The Chevrolet Spark isn’t our favorite vehicle in the class, but it was decent enough and served customers who didn’t have the budget or space for one of Chevy’s larger vehicles. What are your alternatives if you want to stick with the Bowtie? We explore the options below.
What are the other budget-friendly Chevrolets?
Though shoppers have a few more months to scoop up a new Spark, the loss of the diminutive hatch does change the landscape for Chevrolet diehards. After all, the Spark served as the entry point to the brand and held the title of the cheapest new car on the market, with a starting price of $14,595 (including destination and handling charges).
Buyers looking for the most affordable new Chevrolet are left with a crossover: the Trax subcompact SUV. An entry-level Trax carries an MSRP of $22,595, making it a whopping $8,000 more expensive than the Spark. However, the Trax’s dated interior and underwhelming … everything … mean that we can’t in good conscience recommend this vehicle.
Shoppers should skip past it and take a look at the Trailblazer, which was reintroduced as a new model in 2021 and stands out from the crowd with Camaro-like styling and a surprisingly roomy cabin. The Trailblazer has an MSRP of $22,795, which is only slightly more than the Trax. It’s certainly worth the upgrade.

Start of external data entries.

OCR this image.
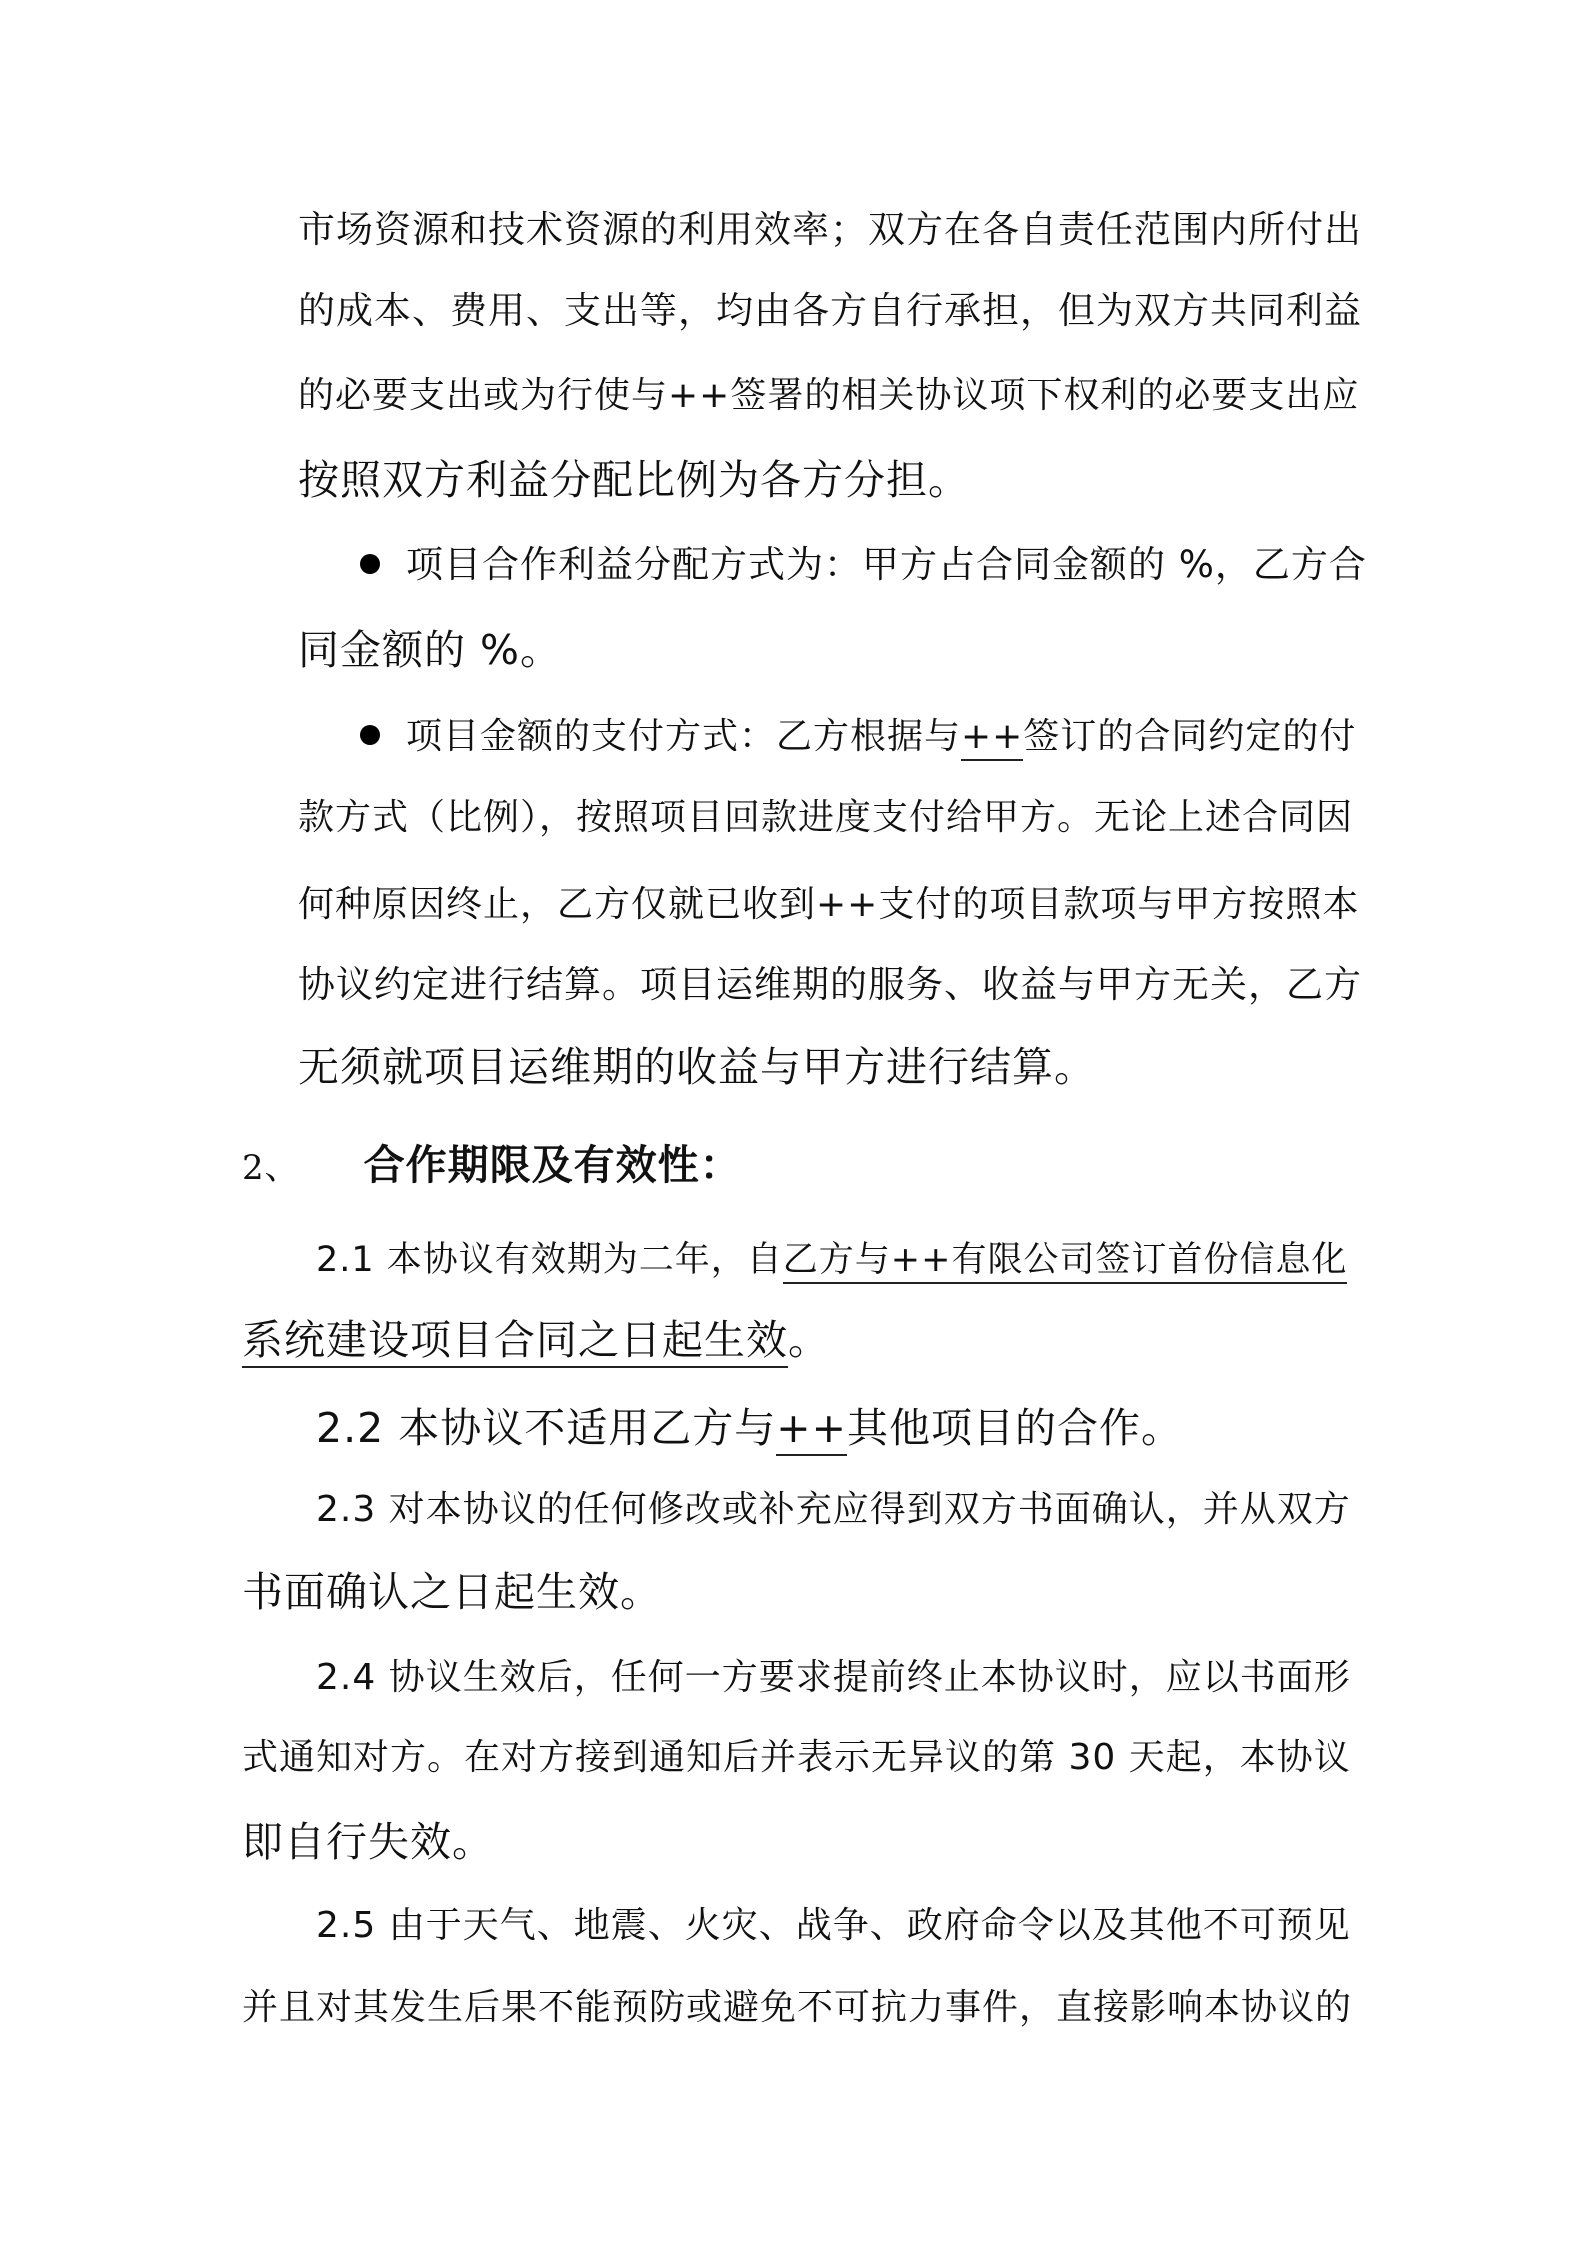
市场资源和技术资源的利用效率；双方在各自责任范围内所付出
的成本、费用、支出等，均由各方自行承担，但为双方共同利益
的必要支出或为行使与++签署的相关协议项下权利的必要支出应
按照双方利益分配比例为各方分担。
项目合作利益分配方式为：甲方占合同金额的 %，乙方合
同金额的 %。
项目金额的支付方式：乙方根据与++签订的合同约定的付
款方式（比例），按照项目回款进度支付给甲方。无论上述合同因
何种原因终止，乙方仅就已收到++支付的项目款项与甲方按照本
协议约定进行结算。项目运维期的服务、收益与甲方无关，乙方
无须就项目运维期的收益与甲方进行结算。
2、 合作期限及有效性：
2.1 本协议有效期为二年，自乙方与++有限公司签订首份信息化
系统建设项目合同之日起生效。
2.2 本协议不适用乙方与++其他项目的合作。
2.3 对本协议的任何修改或补充应得到双方书面确认，并从双方
书面确认之日起生效。
2.4 协议生效后，任何一方要求提前终止本协议时，应以书面形
式通知对方。在对方接到通知后并表示无异议的第 30 天起，本协议
即自行失效。
2.5 由于天气、地震、火灾、战争、政府命令以及其他不可预见
并且对其发生后果不能预防或避免不可抗力事件，直接影响本协议的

No matter how you slice it though, it’s about to become a lot more expensive to join the Chevy family.
Chevrolet still makes a sedan, right?
If you still want a Chevrolet car that isn’t a Camaro, the last choice standing is the Malibu. The Malibu lost its base L trim this year, so it now has a starting price of $24,395 — nearly $10,000 more than the Spark. Of course, you’re getting a lot more car with the Malibu, but the last sedan in the Chevy lineup is beginning to feel pretty dated too. It was redesigned six years ago, and there’s no replacement in sight.
After the Spark ceases production this summer, you’ll need to shell out more than $22,000 to get into a new Chevrolet.